I have been making an attempt to work my manner again into the center class for years
But I am also a woman who, after a brief episode of trauma, plunged from the sheltered middle class into two years of homelessness. My experience is surprisingly common. According to research from the University of Chicago and the University of Notre Dame, from June to November 2020, nearly 8 million people in the US fell into poverty amid the pandemic and limited government aid.
Poverty is a complicated thing. It can be generational or situational and temporary – or anything in between. For me, climbing out of poverty was as much about mindset as it was about the dollars in my bank account. “I’ll do that,” I keep telling myself. “I inherited the strength from my father to do this.”
In the spring of 2017 I finally left my last temporary “home” – a park bench made of slatted wood in the same park. My first job during my recovery was as a grocer for $ 11 an hour at a Whole Foods store, where my 20 bosses would give me preset timers when I took a toilet break. As a former journalist who rose through the ranks of the Miami Herald to write cover stories for the newspaper’s Sunday magazine, I stood at my register trying to hold back tears.
Nearly 8 million people fell into poverty in the United States from June to November 2020.

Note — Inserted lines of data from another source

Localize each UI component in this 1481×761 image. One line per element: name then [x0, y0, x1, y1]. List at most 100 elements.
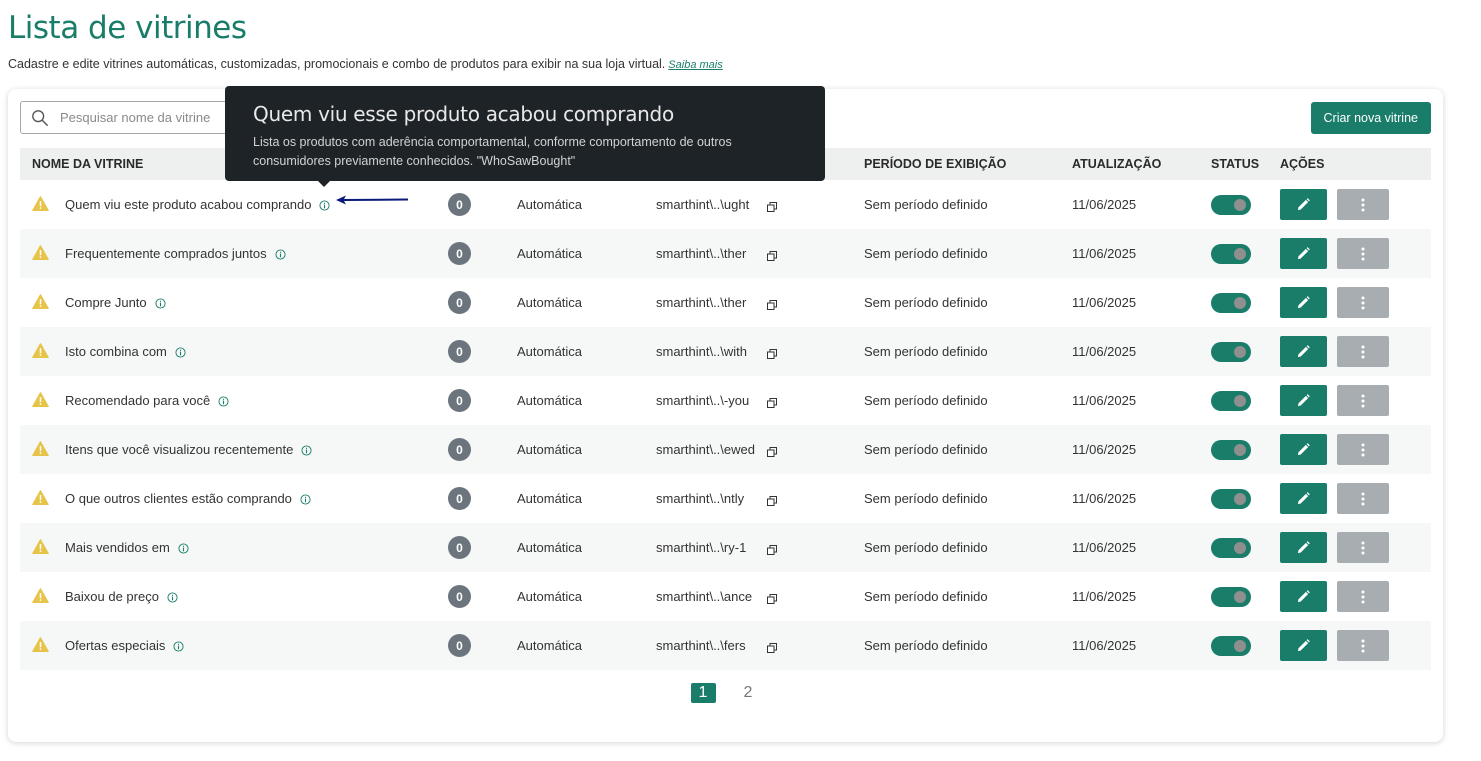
edit-button[interactable] — [1280, 581, 1327, 612]
page-subtitle: Cadastre e edite vitrines automáticas, c… — [8, 57, 723, 71]
more-options-button[interactable] — [1337, 483, 1389, 514]
more-options-button[interactable] — [1337, 434, 1389, 465]
table-body: Quem viu este produto acabou comprando 0 A… — [20, 180, 1431, 670]
more-options-button[interactable] — [1337, 287, 1389, 318]
create-showcase-button[interactable]: Criar nova vitrine — [1310, 102, 1431, 134]
copy-icon[interactable] — [767, 641, 777, 653]
copy-icon[interactable] — [767, 298, 777, 310]
edit-button[interactable] — [1280, 287, 1327, 318]
warning-triangle-icon — [32, 245, 49, 262]
cell-updated: 11/06/2025 — [1072, 197, 1137, 212]
table-row: Baixou de preço 0 Automática smarthint\..\a… — [20, 572, 1431, 621]
copy-icon[interactable] — [767, 396, 777, 408]
info-circle-icon[interactable] — [319, 199, 330, 211]
showcase-id: smarthint\..\ther — [656, 246, 747, 261]
more-options-button[interactable] — [1337, 238, 1389, 269]
cell-id: smarthint\..\ther — [656, 246, 864, 261]
count-badge: 0 — [448, 242, 471, 265]
edit-button[interactable] — [1280, 189, 1327, 220]
page-button-2[interactable]: 2 — [736, 683, 761, 703]
cell-actions — [1280, 434, 1431, 465]
showcase-name: Compre Junto — [65, 295, 147, 310]
cell-type: Automática — [517, 638, 583, 653]
status-toggle[interactable] — [1211, 341, 1251, 362]
more-options-button[interactable] — [1337, 189, 1389, 220]
status-toggle[interactable] — [1211, 390, 1251, 411]
edit-button[interactable] — [1280, 630, 1327, 661]
copy-icon[interactable] — [767, 200, 777, 212]
status-toggle[interactable] — [1211, 488, 1251, 509]
status-toggle[interactable] — [1211, 439, 1251, 460]
info-circle-icon[interactable] — [218, 395, 229, 407]
showcase-name: Recomendado para você — [65, 393, 211, 408]
cell-count: 0 — [437, 340, 517, 363]
status-toggle[interactable] — [1211, 537, 1251, 558]
cell-count: 0 — [437, 291, 517, 314]
edit-button[interactable] — [1280, 238, 1327, 269]
info-circle-icon[interactable] — [300, 493, 311, 505]
edit-button[interactable] — [1280, 483, 1327, 514]
showcase-name: Itens que você visualizou recentemente — [65, 442, 294, 457]
warning-triangle-icon — [32, 196, 49, 213]
info-circle-icon[interactable] — [301, 444, 312, 456]
copy-icon[interactable] — [767, 494, 777, 506]
cell-id: smarthint\..\ught — [656, 197, 864, 212]
cell-type: Automática — [517, 197, 583, 212]
page-button-1[interactable]: 1 — [690, 683, 716, 703]
warning-triangle-icon — [32, 637, 49, 654]
status-toggle[interactable] — [1211, 635, 1251, 656]
pencil-icon — [1297, 541, 1310, 554]
header-actions: AÇÕES — [1280, 157, 1325, 171]
info-circle-icon[interactable] — [155, 297, 166, 309]
info-circle-icon[interactable] — [167, 591, 178, 603]
cell-type: Automática — [517, 344, 583, 359]
showcase-table: NOME DA VITRINE PERÍODO DE EXIBIÇÃO ATUA… — [20, 148, 1431, 670]
edit-button[interactable] — [1280, 532, 1327, 563]
learn-more-link[interactable]: Saiba mais — [668, 59, 722, 71]
status-toggle[interactable] — [1211, 243, 1251, 264]
more-options-button[interactable] — [1337, 532, 1389, 563]
more-options-button[interactable] — [1337, 385, 1389, 416]
showcase-info-tooltip: Quem viu esse produto acabou comprando L… — [225, 86, 825, 187]
count-badge: 0 — [448, 340, 471, 363]
edit-button[interactable] — [1280, 385, 1327, 416]
info-circle-icon[interactable] — [173, 640, 184, 652]
more-options-button[interactable] — [1337, 630, 1389, 661]
edit-button[interactable] — [1280, 336, 1327, 367]
copy-icon[interactable] — [767, 445, 777, 457]
status-toggle[interactable] — [1211, 292, 1251, 313]
copy-icon[interactable] — [767, 592, 777, 604]
cell-count: 0 — [437, 193, 517, 216]
cell-name: Compre Junto — [20, 294, 437, 311]
cell-status — [1211, 635, 1280, 656]
showcase-name: Ofertas especiais — [65, 638, 166, 653]
cell-updated: 11/06/2025 — [1072, 344, 1137, 359]
pencil-icon — [1297, 198, 1310, 211]
more-vertical-icon — [1361, 492, 1365, 506]
cell-id: smarthint\..\-you — [656, 393, 864, 408]
cell-name: Baixou de preço — [20, 588, 437, 605]
info-circle-icon[interactable] — [275, 248, 286, 260]
header-updated[interactable]: ATUALIZAÇÃO — [1072, 157, 1211, 171]
status-toggle[interactable] — [1211, 586, 1251, 607]
status-toggle[interactable] — [1211, 194, 1251, 215]
more-vertical-icon — [1361, 541, 1365, 555]
info-circle-icon[interactable] — [178, 542, 189, 554]
copy-icon[interactable] — [767, 249, 777, 261]
copy-icon[interactable] — [767, 347, 777, 359]
cell-count: 0 — [437, 487, 517, 510]
cell-actions — [1280, 630, 1431, 661]
edit-button[interactable] — [1280, 434, 1327, 465]
cell-name: Itens que você visualizou recentemente — [20, 441, 437, 458]
more-options-button[interactable] — [1337, 581, 1389, 612]
more-options-button[interactable] — [1337, 336, 1389, 367]
header-period[interactable]: PERÍODO DE EXIBIÇÃO — [864, 157, 1072, 171]
cell-updated: 11/06/2025 — [1072, 638, 1137, 653]
showcase-id: smarthint\..\-you — [656, 393, 750, 408]
cell-name: O que outros clientes estão comprando — [20, 490, 437, 507]
table-row: Mais vendidos em 0 Automática smarthint\..\… — [20, 523, 1431, 572]
warning-triangle-icon — [32, 490, 49, 507]
pencil-icon — [1297, 247, 1310, 260]
info-circle-icon[interactable] — [175, 346, 186, 358]
copy-icon[interactable] — [767, 543, 777, 555]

Well-intentioned people tried to encourage me by pointing out how far I had come. “You are working!” They said: “You are accommodated!” And the statement that I found most diminishing: “I’m so proud of you!”
I was 52 and I didn’t track my progress with these measurements. Rather, I marked my progress with how far I had fallen. What did it mean I made enough to rent a room in a house when I owned a three-acre horse ranch in Oregon a few years ago?
One of the weakest symptoms of post-traumatic stress is that people who suffer from it avoid the things that hurt them the most. For me, that meant avoiding myself.
I was full of shame and self-loathing. The hatred that I – someone who once had hundreds of thousands of dollars on the stock market – had collapsed. Hate that I became one of “them”.
In tears, I told my trauma therapist how I was regularly stalked and beaten by a man who worked at the reception of the homeless outreach center where I picked up my daily hygiene kits.
“If you don’t love that part of you that you’ve so successfully distanced yourself from, you can’t completely heal,” said my therapist.
After many sessions, I began to feel great compassion for the desperate woman I once was. I imagined myself sitting next to her on the street, holding her and telling her, “I’m so sorry. I will never part with you again. I’ll take care of you.”
My incremental but steady progress did not come from expected state or municipal resources. They came from a number of strangers who took care of my welfare. The systems our society has put in place to lift people out of poverty are fragile and full of holes, so I’ve learned to look elsewhere.